A União Europeia anunciou novas regulamentações que proíbem marcas de luxo de destruir produtos não vendidos, exigindo que busquem alternativas sustentáveis para a gestão de estoques. A medida, que visa combater o desperdício, representa um desafio para a indústria, que historicamente tem utilizado a destruição como forma de manter a exclusividade e o prestígio de suas marcas.

Historicamente, a destruição de mercadorias não vendidas foi uma prática comum entre grandes marcas de luxo, que acreditavam que isso ajudava a preservar a raridade de seus produtos. A nova legislação, porém, obriga essas empresas a dar uma nova destinação a itens não vendidos, como doações, vendas em canais de liquidação, reparos, recondicionamento ou reciclagem. A destruição só será permitida em casos específicos, como quando o produto apresenta riscos ou está danificado.
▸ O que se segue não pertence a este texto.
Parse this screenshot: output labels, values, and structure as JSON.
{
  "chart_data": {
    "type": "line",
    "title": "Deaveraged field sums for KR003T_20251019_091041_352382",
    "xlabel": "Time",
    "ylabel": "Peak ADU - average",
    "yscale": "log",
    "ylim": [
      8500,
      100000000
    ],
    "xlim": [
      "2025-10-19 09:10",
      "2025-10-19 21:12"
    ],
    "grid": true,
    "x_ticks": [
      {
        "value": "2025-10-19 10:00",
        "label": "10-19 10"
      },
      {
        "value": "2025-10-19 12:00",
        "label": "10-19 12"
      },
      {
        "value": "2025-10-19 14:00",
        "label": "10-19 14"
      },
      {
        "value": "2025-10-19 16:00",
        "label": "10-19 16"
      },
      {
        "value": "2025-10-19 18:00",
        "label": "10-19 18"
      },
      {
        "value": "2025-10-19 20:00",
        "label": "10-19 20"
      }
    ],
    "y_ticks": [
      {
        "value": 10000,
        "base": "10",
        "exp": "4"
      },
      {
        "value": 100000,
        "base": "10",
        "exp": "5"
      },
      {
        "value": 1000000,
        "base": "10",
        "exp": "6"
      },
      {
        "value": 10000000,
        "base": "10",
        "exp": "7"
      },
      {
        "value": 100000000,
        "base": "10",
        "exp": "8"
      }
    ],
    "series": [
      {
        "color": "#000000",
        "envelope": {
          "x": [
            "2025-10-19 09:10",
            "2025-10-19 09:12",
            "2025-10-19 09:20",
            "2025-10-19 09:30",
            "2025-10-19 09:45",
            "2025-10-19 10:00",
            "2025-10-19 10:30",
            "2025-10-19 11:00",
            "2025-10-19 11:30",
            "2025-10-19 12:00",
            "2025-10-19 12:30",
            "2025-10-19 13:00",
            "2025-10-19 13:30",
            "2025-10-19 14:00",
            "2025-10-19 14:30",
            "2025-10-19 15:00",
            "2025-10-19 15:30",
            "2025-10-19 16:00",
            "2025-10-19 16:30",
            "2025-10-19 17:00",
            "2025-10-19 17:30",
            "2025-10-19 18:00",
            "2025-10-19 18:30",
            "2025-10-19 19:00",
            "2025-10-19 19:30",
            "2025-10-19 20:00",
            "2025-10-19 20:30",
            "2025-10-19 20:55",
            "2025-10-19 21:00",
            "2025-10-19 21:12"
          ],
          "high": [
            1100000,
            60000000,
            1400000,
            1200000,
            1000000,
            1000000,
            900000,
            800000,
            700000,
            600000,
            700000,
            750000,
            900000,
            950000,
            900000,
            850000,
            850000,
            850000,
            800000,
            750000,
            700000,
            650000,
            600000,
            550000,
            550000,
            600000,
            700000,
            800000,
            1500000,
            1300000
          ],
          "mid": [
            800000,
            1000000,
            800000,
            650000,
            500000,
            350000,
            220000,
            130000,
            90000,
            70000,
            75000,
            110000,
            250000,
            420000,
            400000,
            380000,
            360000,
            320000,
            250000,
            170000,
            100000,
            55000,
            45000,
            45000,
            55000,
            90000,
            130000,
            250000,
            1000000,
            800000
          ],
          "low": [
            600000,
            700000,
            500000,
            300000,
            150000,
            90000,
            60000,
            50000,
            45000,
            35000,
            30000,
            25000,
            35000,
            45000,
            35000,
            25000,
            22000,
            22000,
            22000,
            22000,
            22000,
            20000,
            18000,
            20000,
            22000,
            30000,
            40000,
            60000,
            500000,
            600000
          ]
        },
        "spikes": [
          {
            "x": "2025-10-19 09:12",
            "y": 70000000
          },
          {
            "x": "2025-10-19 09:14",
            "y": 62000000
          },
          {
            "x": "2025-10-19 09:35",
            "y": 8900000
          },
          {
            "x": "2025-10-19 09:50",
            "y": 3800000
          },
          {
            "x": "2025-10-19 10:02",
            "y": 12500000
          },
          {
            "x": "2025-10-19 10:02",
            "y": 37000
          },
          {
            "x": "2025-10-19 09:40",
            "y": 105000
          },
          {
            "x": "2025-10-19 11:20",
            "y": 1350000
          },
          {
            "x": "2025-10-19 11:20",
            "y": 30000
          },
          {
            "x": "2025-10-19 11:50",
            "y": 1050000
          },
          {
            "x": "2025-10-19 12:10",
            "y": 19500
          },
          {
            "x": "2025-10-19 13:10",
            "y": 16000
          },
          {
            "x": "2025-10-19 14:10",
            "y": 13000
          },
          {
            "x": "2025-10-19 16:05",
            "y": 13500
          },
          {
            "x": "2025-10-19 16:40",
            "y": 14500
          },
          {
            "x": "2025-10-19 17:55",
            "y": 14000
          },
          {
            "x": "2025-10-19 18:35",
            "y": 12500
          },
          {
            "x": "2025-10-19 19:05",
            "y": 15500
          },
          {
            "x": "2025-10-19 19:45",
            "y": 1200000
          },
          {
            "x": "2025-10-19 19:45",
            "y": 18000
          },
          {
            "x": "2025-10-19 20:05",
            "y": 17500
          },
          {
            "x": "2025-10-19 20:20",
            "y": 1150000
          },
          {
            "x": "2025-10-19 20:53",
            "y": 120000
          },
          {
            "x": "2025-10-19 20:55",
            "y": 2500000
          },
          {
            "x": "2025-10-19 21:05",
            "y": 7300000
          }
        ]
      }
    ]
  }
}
Impacto das novas regras no setor de luxo

Segundo a Agência Europeia do Meio Ambiente, entre 4% e 9% dos produtos têxteis comercializados na Europa são destruídos antes de serem utilizados, totalizando entre 264 mil e 600 mil toneladas de roupas, calçados e acessórios novos por ano. Essa realidade é considerada incompatível com as metas climáticas da União Europeia e sua estratégia de economia circular.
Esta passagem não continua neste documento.